Oleh:
Iin Nurjanah*
Ibn Lutbiyah dipekerjakan Rasulullah sebagai penarik zakat. Ia kemudian melakukan apa yang diperintahkan Rsulullah dengan datang ke rumah-rumah untuk menagih zakat yang harus dibayarkan. Dalam perjalanannya tidak sedikit para sahabat yang dimintai zakatnya kemudian bersedekah kepada Ibn Lutbiyah sebagai bentuk terima kasih. Tentu hal ini adalah sesuatu yang lumrah dalam budaya sahabat. Para sahabat berusaha berbuat melebihi yang seharusnya. Semua ibadah yang dilakukan Rasulullah tidak ada yang terlewat bahkan mereka berusaha mencari tahu ibadah Rasulullah yang tidak mereka lihat.

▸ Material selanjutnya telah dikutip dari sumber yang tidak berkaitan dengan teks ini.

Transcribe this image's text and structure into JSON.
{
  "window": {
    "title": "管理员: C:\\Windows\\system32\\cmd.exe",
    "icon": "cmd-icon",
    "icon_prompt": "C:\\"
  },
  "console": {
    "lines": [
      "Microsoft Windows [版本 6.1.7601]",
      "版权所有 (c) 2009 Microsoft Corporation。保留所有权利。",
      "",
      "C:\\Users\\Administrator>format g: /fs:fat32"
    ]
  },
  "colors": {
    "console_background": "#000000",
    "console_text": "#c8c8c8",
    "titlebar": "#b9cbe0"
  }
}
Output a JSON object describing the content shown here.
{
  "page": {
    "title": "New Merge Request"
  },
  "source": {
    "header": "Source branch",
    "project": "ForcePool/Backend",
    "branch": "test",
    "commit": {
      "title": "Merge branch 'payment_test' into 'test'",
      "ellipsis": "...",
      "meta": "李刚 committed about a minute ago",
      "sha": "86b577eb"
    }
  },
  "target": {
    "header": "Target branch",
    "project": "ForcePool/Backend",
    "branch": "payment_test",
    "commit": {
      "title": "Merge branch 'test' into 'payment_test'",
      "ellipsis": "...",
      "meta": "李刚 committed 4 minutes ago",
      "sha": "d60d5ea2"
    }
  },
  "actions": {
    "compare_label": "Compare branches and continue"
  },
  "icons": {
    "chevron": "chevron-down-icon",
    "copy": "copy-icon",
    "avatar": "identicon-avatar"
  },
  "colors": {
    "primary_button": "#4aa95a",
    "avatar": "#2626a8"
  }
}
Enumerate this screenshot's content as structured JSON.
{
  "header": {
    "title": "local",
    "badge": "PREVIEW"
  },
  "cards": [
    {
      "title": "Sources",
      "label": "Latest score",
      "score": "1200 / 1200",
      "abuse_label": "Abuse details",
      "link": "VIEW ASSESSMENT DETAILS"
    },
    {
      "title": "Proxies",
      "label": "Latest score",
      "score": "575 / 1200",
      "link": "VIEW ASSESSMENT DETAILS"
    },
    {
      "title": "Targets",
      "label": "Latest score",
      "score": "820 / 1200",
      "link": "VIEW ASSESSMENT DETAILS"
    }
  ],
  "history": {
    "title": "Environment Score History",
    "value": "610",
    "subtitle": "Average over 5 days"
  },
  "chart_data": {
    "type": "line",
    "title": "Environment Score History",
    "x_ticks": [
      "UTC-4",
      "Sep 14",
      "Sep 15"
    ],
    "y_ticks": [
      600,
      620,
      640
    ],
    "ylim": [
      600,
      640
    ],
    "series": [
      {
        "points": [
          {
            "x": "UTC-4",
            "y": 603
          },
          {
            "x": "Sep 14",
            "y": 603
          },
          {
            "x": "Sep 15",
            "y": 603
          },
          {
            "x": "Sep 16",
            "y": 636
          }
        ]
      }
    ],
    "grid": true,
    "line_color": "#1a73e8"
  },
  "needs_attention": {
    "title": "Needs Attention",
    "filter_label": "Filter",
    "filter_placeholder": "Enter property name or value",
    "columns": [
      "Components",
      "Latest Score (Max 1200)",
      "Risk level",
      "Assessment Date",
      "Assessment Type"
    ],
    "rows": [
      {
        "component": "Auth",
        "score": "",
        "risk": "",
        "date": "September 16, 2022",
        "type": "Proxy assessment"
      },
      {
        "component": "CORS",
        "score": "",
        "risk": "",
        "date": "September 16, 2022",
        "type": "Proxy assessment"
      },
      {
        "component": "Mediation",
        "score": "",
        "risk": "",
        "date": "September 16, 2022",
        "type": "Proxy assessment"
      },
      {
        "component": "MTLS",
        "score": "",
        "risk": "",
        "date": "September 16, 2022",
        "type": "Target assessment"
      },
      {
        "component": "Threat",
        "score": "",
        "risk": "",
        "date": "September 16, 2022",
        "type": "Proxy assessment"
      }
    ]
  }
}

Sebagai sosok yang ditunjuk Rasulullah, kejujuran Ibn Lutbiyah tidak lagi perlu dipertanyakan. Dihadapan Rasulullah ia menyampaikan: "wahai Rasulullah, ini zakat yang dibayarkan para sahabat dan ini hadiah mereka pada saya." Mendengar laporan ini, Rasulullah kemudian bertanya; "andai kamu dirumah saja, tidak diutus oleh Rasulullah apakah mereka tetap memberi hadiah padamu?" Rasulullah kemudian menegaskan: "memberi hadiah kepada pegawai yang sudah dibayar pemerintah adalah tindak korupsi" هدايا الى العمال غلول.
Dalam kajian mustolah hadits, semua sahabat mendapat status adil. Artinya tidak mungkin pemberian para sahabat kepada Ibn Lutbiyah didasari oleh kepentingan tertentu, agar zakatnya tidak dibayar penuh atau kecurangan lain yang lazim terjadi dinegeri ini. Namun Rasulullah tetap mengkritik Ibn Lutbiyah yang menerima hadiah dari wajib zakat yang didatanginya. Bahkan Rasulullah dalam teks hadits lain mengatakan memberi hadiah para pekerja yang sudah dibayar adalah tindak korupsi dan menyimpang. Terlepas gaji para pekerja itu mencukupi atau tidak. Karena gaji yang kurang adalah masalah yang berbeda dengan integritas dalam menolak hadiah.
Aparatur Sipil Negara dengan berapapun gaji yang diterimanya termasuk dalam level yang terendah, seharusnya tetap menjaga integritas diri dengan menolak berbagai macam tindakan korupsi maupun gratifikasi. Seorang penghulu tidak dapat menggunakan dalih jasa profesinya yang tertangguhkan karena keterbatasan anggaran, untuk kemudian menerima hadiah dari para pengantin yang berterima kasih padanya. Terlepas ada perbedaan pandang dari penegak hukum tentagn mana yang boleh dan mana yang tidak boleh dari gratifikasi itu. Karena bagi mereka yang berintegritas, yang menjadi masalah bukanlah besar kecilnya hadiah tetapi menjaga amanah larangan dari Rasulullah lebih penting dijaga dari sekedar aturan larangan yang multi tafsir. Itulah kenapa Kemeneg Kota Malang mempunyai program pagar nikah, pengendalian gratifikasi layanan nikah. Untuk menjaga orang-orang hebat yang bernama penghulu dari racun gratifikasi dan korupsi.